Namun ukiran pada kayu tiang penyangga kuil, dan arsitektur dari bangunan kuil itu sendiri adalah yang tertua di daerah Tohoku, yang merupakan peninggalan dan bukti sejarah dari arsitektur era Momoyama.

Godaidou (Dokumentasi Pribadi)
Godaidou (Dokumentasi Pribadi)
Kuil ini dikenal dengan nama Godaidou (go merupakan Bahasa Jepang dari angka lima) karena En-Nin, yang juga merupakan Biksu yang membangun Yamadera, menempatkan lima patung Godai-Myouou (vidya-raja atau Wisdom King) dengan formasi satu di tengah dan empat di kelilingnya yang posisinya sama dengan 4 arah angin (Barat-Timur-Utara-Selatan). 

Tidak seperti patung di kebanyakan kuil yang bisa dilihat setiap saat, pintu dari kuil ini akan dibuka dan patung bisa dilihat oleh umum hanya satu kali dalam kurun waktu 33 tahun. Tahun 2039 nanti adalah tahun dimana masyarakat bisa menyaksikan Godai-Myouou.

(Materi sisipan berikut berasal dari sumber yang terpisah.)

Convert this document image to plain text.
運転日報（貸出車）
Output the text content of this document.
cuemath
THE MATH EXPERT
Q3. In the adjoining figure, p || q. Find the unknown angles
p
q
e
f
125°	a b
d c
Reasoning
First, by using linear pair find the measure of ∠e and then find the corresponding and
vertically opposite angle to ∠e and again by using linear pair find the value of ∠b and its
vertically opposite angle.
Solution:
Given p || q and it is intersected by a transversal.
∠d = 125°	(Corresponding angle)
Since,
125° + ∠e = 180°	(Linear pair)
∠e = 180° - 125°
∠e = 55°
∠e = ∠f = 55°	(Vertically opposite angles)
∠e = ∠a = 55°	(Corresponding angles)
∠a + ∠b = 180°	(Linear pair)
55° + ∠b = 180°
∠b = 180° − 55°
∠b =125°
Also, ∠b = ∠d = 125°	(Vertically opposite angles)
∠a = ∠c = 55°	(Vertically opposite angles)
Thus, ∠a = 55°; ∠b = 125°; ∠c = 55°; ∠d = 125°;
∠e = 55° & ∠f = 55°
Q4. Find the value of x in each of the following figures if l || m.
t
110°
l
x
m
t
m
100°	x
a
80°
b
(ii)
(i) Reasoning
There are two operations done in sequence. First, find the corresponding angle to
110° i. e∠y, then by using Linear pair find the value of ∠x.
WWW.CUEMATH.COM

Dari tempat ini kita juga bisa memandang pulau-pulau kecil yang berada di sekitarnya. Kita bisa melihat dengan jelas lapisan tanah dan bebatuan yang membentuk pulau berwarna putih kekuningan tergerus arus ombak laut. Ombak disekitar pulau memang tidak terlalu besar sewaktu saya berkunjung kesana. Namun karena laut yang dangkal (kedalamannya kurang lebih 2 meter), maka kalau ada ombak yang agak besar, kabarnya kita bisa melihat butiran pasir di dasar laut ikut terangkat ke permukaan.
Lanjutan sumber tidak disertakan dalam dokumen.